Надо ли вам говорить, что я вернулся к себе исполненный решимости позаботиться как о безопасности общественной, так и о своей собственной. Я перебрал в уме все средства и не увидел ни одного, прибегнуть к которому не представляло бы затруднений. Я знал, что Парламент способен зайти в своих действиях слишком далеко. Мне было известно, что, пока я о нем размышляю, он обсуждает вопрос о муниципальной ренте, которую двор использовал для совершения постыдной сделки, а лучше сказать — для публичного грабежа. Я понимал, что армия, одержавшая победу при Лансе, неминуемо возвратится, чтобы стать на зимние квартиры в предместьях Парижа, и ей не составит труда в одно прекрасное утро обложить город, лишив его подвоза съестного. Я предвидел, что тот самый Парламент, который борется против двора, способен предать суду тех, кто со своей стороны способен взять меры предосторожности, дабы оградить палаты от возможного утеснения. Я знал, что лишь немногие из членов этой корпорации не испугаются, если им предложат такие меры, и, пожалуй, столь же немногим магистратам было бы безопасно их доверить. Я помнил разительные примеры непостоянства народа, а мне от природы противны были насильственные средства, зачастую необходимые, чтобы держать его в узде.

Мой родственник Сент-Ибар, человек умный и храбрый, но с большими причудами и уважавший лишь тех, кто был в немилости при дворе, убеждал меня озаботиться поддержкой Испании, с которой он поддерживал постоянные сношения через графа де Фуэнсальданья, губернатора Испанских Нидерландов при эрцгерцоге 82. Он даже вручил мне от него письмо с многочисленными посулами, которые я не принял. Я ограничился любезными отговорками и по зрелом размышлении решил через Сент-Ибара довести до сведения испанцев, ничем, однако, перед ними не обязываясь, что я твердо намерен не допустить притеснения Парижа, а тем временем совместно с моими друзьями добиваться, чтобы Парламент вел себя несколько осмотрительнее, и ждать возвращения принца де Конде — я был с ним в наилучших отношениях и надеялся убедить Принца в серьезности недуга и в необходимости его лечения.

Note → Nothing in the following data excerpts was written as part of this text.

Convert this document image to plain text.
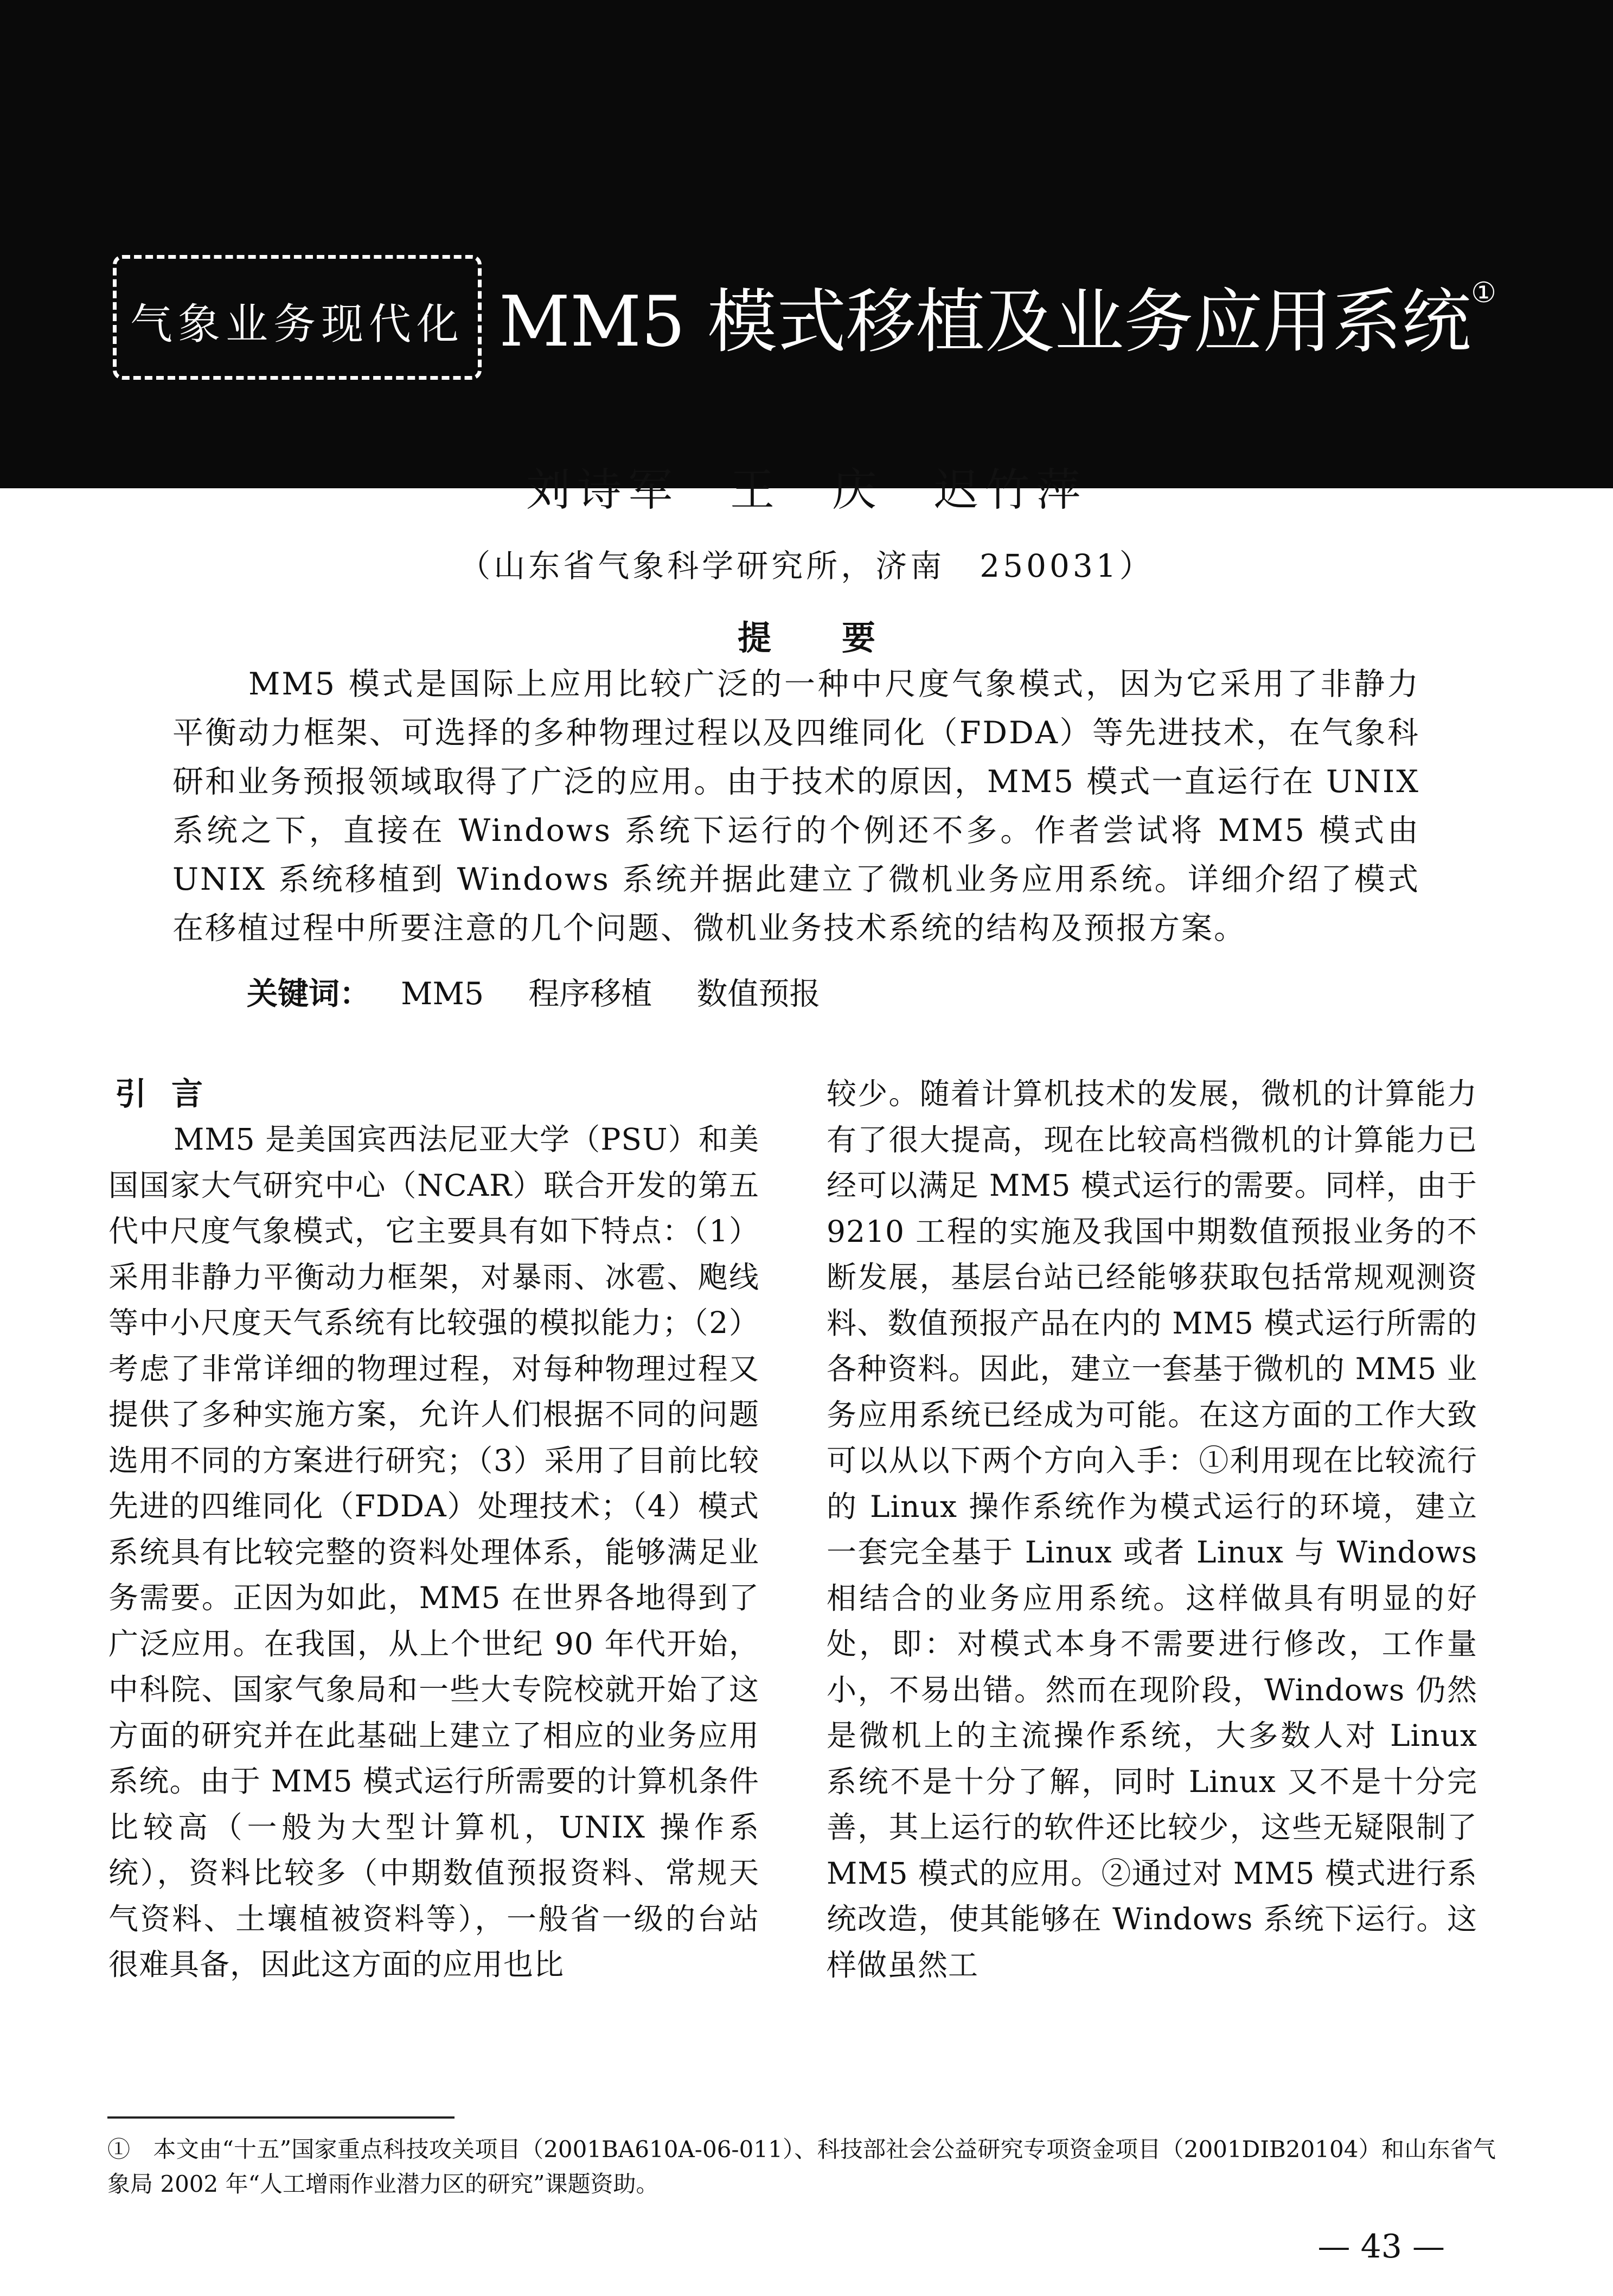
气象业务现代化 MM5 模式移植及业务应用系统①
刘诗军　王　庆　迟竹萍
（山东省气象科学研究所，济南　250031）
提要

MM5 模式是国际上应用比较广泛的一种中尺度气象模式，因为它采用了非静力平衡动力框架、可选择的多种物理过程以及四维同化（FDDA）等先进技术，在气象科研和业务预报领域取得了广泛的应用。由于技术的原因，MM5 模式一直运行在 UNIX 系统之下，直接在 Windows 系统下运行的个例还不多。作者尝试将 MM5 模式由 UNIX 系统移植到 Windows 系统并据此建立了微机业务应用系统。详细介绍了模式在移植过程中所要注意的几个问题、微机业务技术系统的结构及预报方案。

关键词： MM5 程序移植 数值预报
引言

MM5 是美国宾西法尼亚大学（PSU）和美国国家大气研究中心（NCAR）联合开发的第五代中尺度气象模式，它主要具有如下特点：（1）采用非静力平衡动力框架，对暴雨、冰雹、飑线等中小尺度天气系统有比较强的模拟能力；（2）考虑了非常详细的物理过程，对每种物理过程又提供了多种实施方案，允许人们根据不同的问题选用不同的方案进行研究；（3）采用了目前比较先进的四维同化（FDDA）处理技术；（4）模式系统具有比较完整的资料处理体系，能够满足业务需要。正因为如此，MM5 在世界各地得到了广泛应用。在我国，从上个世纪 90 年代开始，中科院、国家气象局和一些大专院校就开始了这方面的研究并在此基础上建立了相应的业务应用系统。由于 MM5 模式运行所需要的计算机条件比较高（一般为大型计算机，UNIX 操作系统），资料比较多（中期数值预报资料、常规天气资料、土壤植被资料等），一般省一级的台站很难具备，因此这方面的应用也比

较少。随着计算机技术的发展，微机的计算能力有了很大提高，现在比较高档微机的计算能力已经可以满足 MM5 模式运行的需要。同样，由于 9210 工程的实施及我国中期数值预报业务的不断发展，基层台站已经能够获取包括常规观测资料、数值预报产品在内的 MM5 模式运行所需的各种资料。因此，建立一套基于微机的 MM5 业务应用系统已经成为可能。在这方面的工作大致可以从以下两个方向入手：①利用现在比较流行的 Linux 操作系统作为模式运行的环境，建立一套完全基于 Linux 或者 Linux 与 Windows 相结合的业务应用系统。这样做具有明显的好处，即：对模式本身不需要进行修改，工作量小，不易出错。然而在现阶段，Windows 仍然是微机上的主流操作系统，大多数人对 Linux 系统不是十分了解，同时 Linux 又不是十分完善，其上运行的软件还比较少，这些无疑限制了 MM5 模式的应用。②通过对 MM5 模式进行系统改造，使其能够在 Windows 系统下运行。这样做虽然工

①　本文由“十五”国家重点科技攻关项目（2001BA610A-06-011）、科技部社会公益研究专项资金项目（2001DIB20104）和山东省气象局 2002 年“人工增雨作业潜力区的研究”课题资助。

— 43 —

Я полагал, что времени у меня довольно, в особенности потому, что парламентские каникулы были не за горами 83; я вообразил, что, стало быть, палаты более уже не соберутся, двор не будет более раздражаем прениями, с той и с другой стороны наступит известное успокоение, и оно, направляемое рукой принца де Конде, которого ждали с недели на неделю, обеспечит общее спокойствие и безопасность отдельных лиц.

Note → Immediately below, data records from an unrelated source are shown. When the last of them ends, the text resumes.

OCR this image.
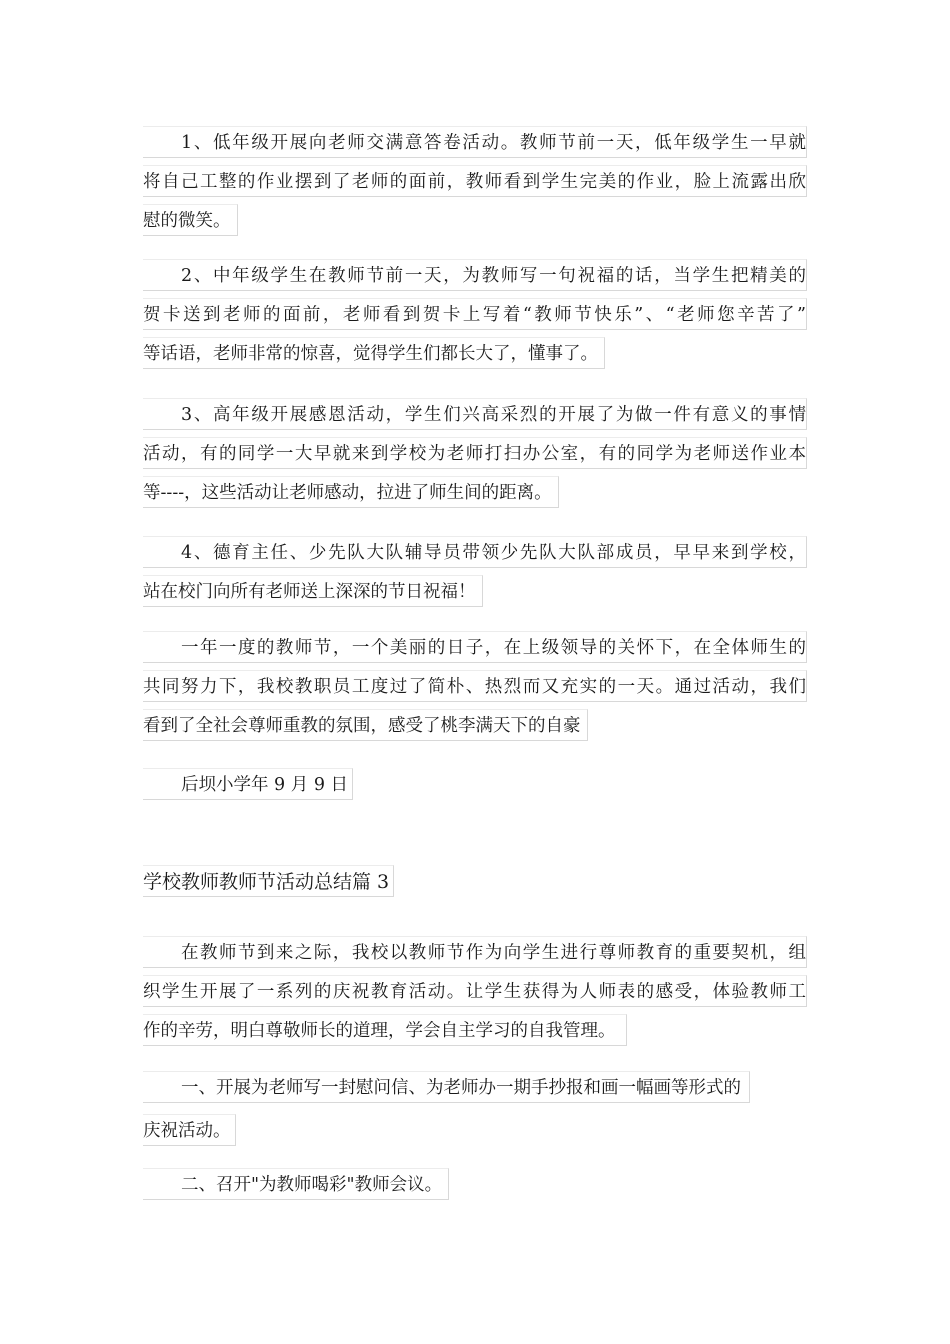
1、低年级开展向老师交满意答卷活动。教师节前一天，低年级学生一早就
将自己工整的作业摆到了老师的面前，教师看到学生完美的作业，脸上流露出欣
慰的微笑。
2、中年级学生在教师节前一天，为教师写一句祝福的话，当学生把精美的
贺卡送到老师的面前，老师看到贺卡上写着“教师节快乐”、“老师您辛苦了”
等话语，老师非常的惊喜，觉得学生们都长大了，懂事了。
3、高年级开展感恩活动，学生们兴高采烈的开展了为做一件有意义的事情
活动，有的同学一大早就来到学校为老师打扫办公室，有的同学为老师送作业本
等----，这些活动让老师感动，拉进了师生间的距离。
4、德育主任、少先队大队辅导员带领少先队大队部成员，早早来到学校，
站在校门向所有老师送上深深的节日祝福！
一年一度的教师节，一个美丽的日子，在上级领导的关怀下，在全体师生的
共同努力下，我校教职员工度过了简朴、热烈而又充实的一天。通过活动，我们
看到了全社会尊师重教的氛围，感受了桃李满天下的自豪
后坝小学年 9 月 9 日
学校教师教师节活动总结篇 3
在教师节到来之际，我校以教师节作为向学生进行尊师教育的重要契机，组
织学生开展了一系列的庆祝教育活动。让学生获得为人师表的感受，体验教师工
作的辛劳，明白尊敬师长的道理，学会自主学习的自我管理。
一、开展为老师写一封慰问信、为老师办一期手抄报和画一幅画等形式的
庆祝活动。
二、召开"为教师喝彩"教师会议。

Горячность Парламента опрокинула мои расчеты, ибо, едва успел он вынести решение об оплате муниципалитетной ренты и сделать представления об уменьшении тальи на целую четверть, а также о выплате жалованья всем должностным лицам низшего разряда, он под предлогом того, что необходимо разрешить вопрос о ввозных сборах, потребовал, чтобы ему дозволили продолжать заседания даже во время каникул; Королева дала такое позволение на две недели, ибо отлично знала, что, если Парламенту отказать, он сделает это самовольно. Я приложил все усилия, чтобы помешать этой затее; мне удалось склонить на свою сторону Лонгёя и Брусселя, однако Новион, Бланмениль и Виоль, у которого мы собрались в одиннадцать часов вечера, объявили, что Парламент посчитает предателями тех, кто сделает ему подобное предложение; так как я продолжал настаивать, Новион заподозрил, что я действую заодно с двором. Я сделал вид, будто ничего не заметил, но вспомнил, как женевский проповедник заподозрил главу партии гугенотов, адмирала де Колиньи, что тот исповедался францисканцу из Ниора. При выходе с нашего совещания я смеясь сказал об этом президенту Ле Коньё, отцу того, кто носит это имя сейчас. Человек этот сумасброд, но притом весьма неглупый, был в свое время послом Месьё во Фландрии и имел более житейского опыта, нежели другие. «Вы не знаете наших людей, — ответил он мне, — вам еще не то придется увидеть. Бьюсь об заклад, этот невинный простак (он указал на Бланмениля) воображает, будто продал душу дьяволу, оттого только, что находился здесь в одиннадцать часов вечера». Прими я заклад, быть бы мне в проигрыше, ибо, перед тем как уйти, Бланмениль объявил нам, что больше не желает принимать участия в домашних совещаниях, они смахивают на заговор и интриги, а должностному лицу подобает высказывать свое мнение лишь с кресел, украшенных королевскими лилиями, не входя в предварительное обсуждение его с другими лицами, как то предписывают королевские ордонансы.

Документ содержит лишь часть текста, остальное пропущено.